Pourquoi l’aide n’a-t-elle pas reçu l’autorisation d’être acheminée? Tout simplement, afin de donner la priorité aux 10000 soldats américains qui occupent actuellement le pays! On a donné la priorité aux soldats sur les médecins, l’eau et la nourriture. Le jeu politique est également entré en considération lors des refus d’atterrissage adressés aux cargos du Venezuela, de Cuba et des autres états voyous.
S’il n’y avait pas de véritables problèmes de sécurité en Haïti, pour quelles raison les USA enverraient-ils des soldats?

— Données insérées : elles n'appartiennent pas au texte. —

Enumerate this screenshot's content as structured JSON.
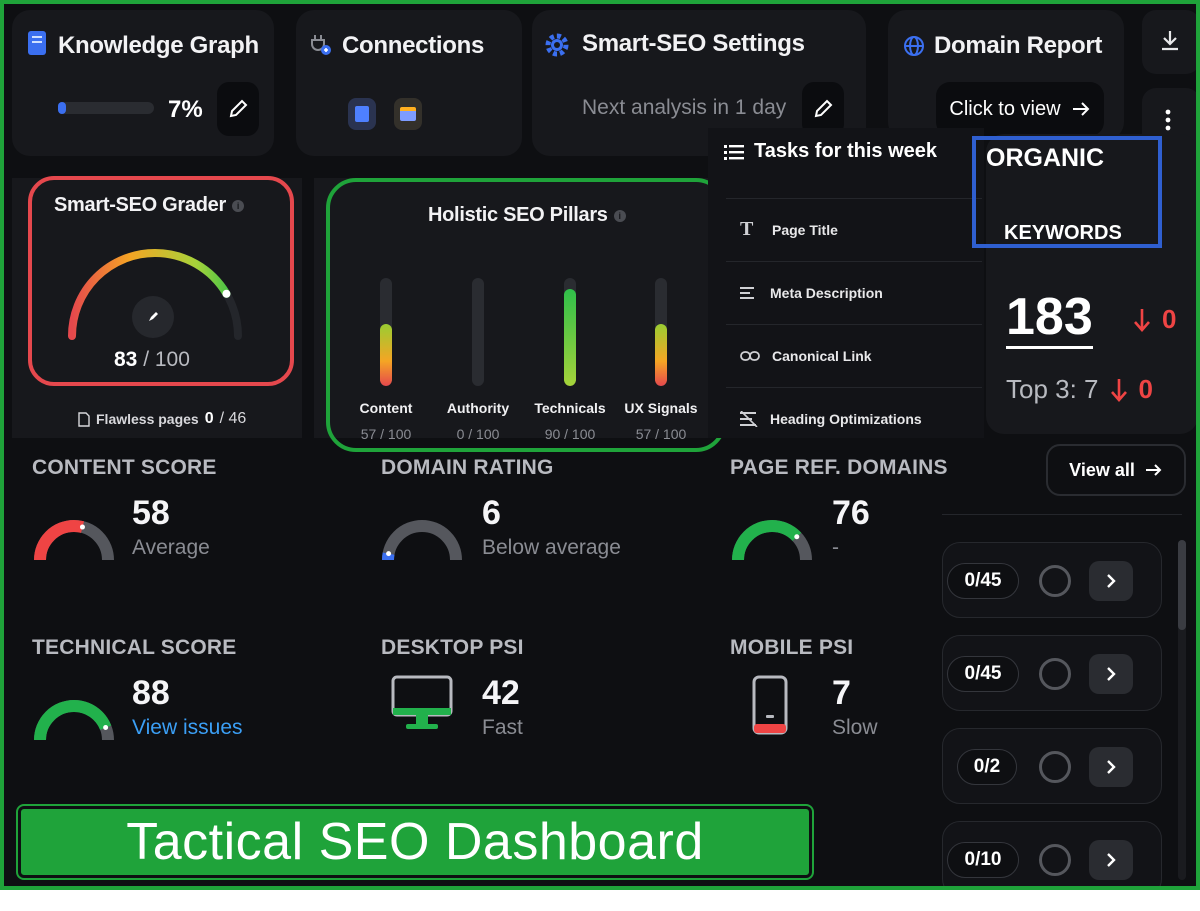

Il n’est pas de mystères que les États-Unis ont perdu du terrain en Amérique Latine depuis que la guerre contre le terrorisme de Georges Bush a bouleversé l’ordre des priorités et mobilisé les ressources vers le proche orient et les zones alentours. Certes, l’aventure militaire a grandement détérioré la situation aux États-Unis en des termes économiques, politiques, et militaires, mais pendant ce temps, les gouvernements latino-américains ont pu développer des relations extérieures avec une plus grande liberté d’action. Cela a été reconnu par Obama le 23 mai 2008, alors en campagne présidentielle, lors d’un meeting avec la communauté cubaine-américaine, dans lequel il déplorait que Bush ait négligé l’Amérique Latine, l’influence américaine sur le continent diminuant graduellement au profit d’autres : Le Venezuela et la Chine ont alors été ouvertement mentionnés. La domination américaine a rencontré de nombreux défis parce que l’Amérique latine a commencé à attirer de nombreux autres investisseurs et à voir grandir le rôle des autres partenaires commerciaux tels que la Chine, l’Afrique du Sud, l’Iran, la Russie, l’Union européenne pour n’en citer que quelques uns. Par ailleurs, l’émergence d’une puissance régionale telle que le Brésil et les projets d’intégration régionale menés par Lula et Chávez sont vus d’un mauvais œil par Washington.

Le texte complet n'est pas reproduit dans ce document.